Most liver functions are dependent, in part, on architecture. Hepatocytes inside the body are polarized along a border of endothelial cells, with formation of canaliculi along their apical surface and tight junctions between neighboring cells. Loss of polarization—as occurs when hepatocytes are cultured in simple monolayers on standard tissue culture-treated plastic—leads to loss of function and an inability of the hepatocyte to maintain the intracellular architecture that enables absorption, transport, and bile production.
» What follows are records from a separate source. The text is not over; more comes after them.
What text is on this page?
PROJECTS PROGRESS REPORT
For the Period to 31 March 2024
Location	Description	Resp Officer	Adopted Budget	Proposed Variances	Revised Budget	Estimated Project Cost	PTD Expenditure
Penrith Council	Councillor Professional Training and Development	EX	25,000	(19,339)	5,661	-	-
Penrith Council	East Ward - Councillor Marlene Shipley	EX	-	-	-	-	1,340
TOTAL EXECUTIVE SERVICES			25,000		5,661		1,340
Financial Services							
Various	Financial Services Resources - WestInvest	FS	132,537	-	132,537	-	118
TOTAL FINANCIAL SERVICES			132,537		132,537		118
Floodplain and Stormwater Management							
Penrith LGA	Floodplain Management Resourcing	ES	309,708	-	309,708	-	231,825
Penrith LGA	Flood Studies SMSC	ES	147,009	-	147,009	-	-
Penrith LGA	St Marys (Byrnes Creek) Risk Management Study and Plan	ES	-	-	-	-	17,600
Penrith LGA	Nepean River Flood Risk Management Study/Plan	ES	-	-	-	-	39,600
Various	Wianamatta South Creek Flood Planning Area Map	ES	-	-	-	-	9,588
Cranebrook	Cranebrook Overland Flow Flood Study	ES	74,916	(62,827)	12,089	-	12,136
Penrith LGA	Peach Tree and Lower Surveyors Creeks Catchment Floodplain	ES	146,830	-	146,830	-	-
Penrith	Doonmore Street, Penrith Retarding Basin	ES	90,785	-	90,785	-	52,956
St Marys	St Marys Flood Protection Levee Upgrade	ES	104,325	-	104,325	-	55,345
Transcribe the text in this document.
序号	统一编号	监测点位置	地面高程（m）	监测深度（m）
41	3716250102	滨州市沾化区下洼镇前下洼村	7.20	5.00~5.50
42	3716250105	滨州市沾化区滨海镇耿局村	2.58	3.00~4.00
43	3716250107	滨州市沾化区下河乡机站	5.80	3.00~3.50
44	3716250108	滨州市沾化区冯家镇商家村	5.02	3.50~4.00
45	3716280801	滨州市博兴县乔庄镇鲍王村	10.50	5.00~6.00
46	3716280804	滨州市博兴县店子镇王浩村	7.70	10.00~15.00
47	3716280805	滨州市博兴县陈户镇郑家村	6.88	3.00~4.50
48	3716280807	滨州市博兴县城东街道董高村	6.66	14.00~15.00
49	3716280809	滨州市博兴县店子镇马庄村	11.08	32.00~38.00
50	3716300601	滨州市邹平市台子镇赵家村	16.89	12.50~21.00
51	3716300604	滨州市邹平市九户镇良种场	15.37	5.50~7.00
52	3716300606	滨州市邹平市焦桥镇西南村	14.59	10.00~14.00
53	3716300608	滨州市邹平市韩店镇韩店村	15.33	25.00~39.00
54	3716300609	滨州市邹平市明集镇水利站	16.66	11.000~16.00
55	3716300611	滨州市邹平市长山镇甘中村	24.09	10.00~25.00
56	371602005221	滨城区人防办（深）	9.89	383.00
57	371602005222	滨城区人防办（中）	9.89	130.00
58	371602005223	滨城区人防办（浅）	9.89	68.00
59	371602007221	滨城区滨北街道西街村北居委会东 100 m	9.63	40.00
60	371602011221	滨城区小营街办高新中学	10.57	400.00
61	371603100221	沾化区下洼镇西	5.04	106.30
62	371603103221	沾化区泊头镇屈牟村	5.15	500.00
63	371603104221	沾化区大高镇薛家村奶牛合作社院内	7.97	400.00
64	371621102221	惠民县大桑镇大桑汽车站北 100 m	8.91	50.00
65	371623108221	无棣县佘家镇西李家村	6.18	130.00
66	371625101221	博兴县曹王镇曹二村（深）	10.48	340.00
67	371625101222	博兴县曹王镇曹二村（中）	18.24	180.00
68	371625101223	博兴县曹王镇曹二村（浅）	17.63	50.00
It is known from the literature that hepatocytes which are maintained in culture environments that support polarization and three-dimensionality retain critical functions for a longer period outside of the body.4
Organovo’s NovoGen Bioprinting™ platform was utilized to generate bioprinted liver tissue prototypes that contain both parenchymal and non-parenchymal cells in spatially controlled, user-defined geometries that reproduce compositional and architectural features of native tissue.
One advantage of our automated bioprinting platform is that it enables fabrication and comparative testing of multiple compositions and geometries so that winning combinations can be identified systematically based on histological and functional outcomes.
Beginning with hepatocytes (the predominant parenchymal cells of the liver), designs were created based on shapes and cellular interfaces found in native liver tissue. Non-parenchymal cells, including endothelial cells and hepatic stellate cells, were positioned in defined locations relative to hepatocytes, creating a compartmentalized architecture that was established at the time of fabrication and substantially maintained over time in culture.
In addition to the cell type-specific compartmentalization, two histomorphological features can be appreciated in these bioprinted liver tissues: 1. The development of microvascular networks within the tissue; and 2. the formation of tight intercellular junctions among the hepatocytes.
Importantly, these multi-cellular, 3D liver tissues possess critical attributes central to liver function, including production of liver-specific proteins such as albumin and transferrin, biosynthesis of cholesterol, and inducible cytochrome P450 activities, including CYP1A2 and CYP3A4. Production of the liver-specific protein, albumin, was 5 to 9 times greater on a per-cell basis when compared to matched 2D controls. These functional data, combined with the unique histological features of the tissues, suggest they may be a compelling alternative to traditional 2D hepatocyte cultures for predictive studies, especially those involving longer-term tissue toxicity assessments or studies of disease development and progression where results need to be interpreted in the context of cell-cell interactions.
The overall goal of studies like these is to develop living, multi-cellular human tissues that can be maintained in the laboratory environment for extended periods of time and sampled serially for both functional and histological changes in response to injury, pathogens, or treatments.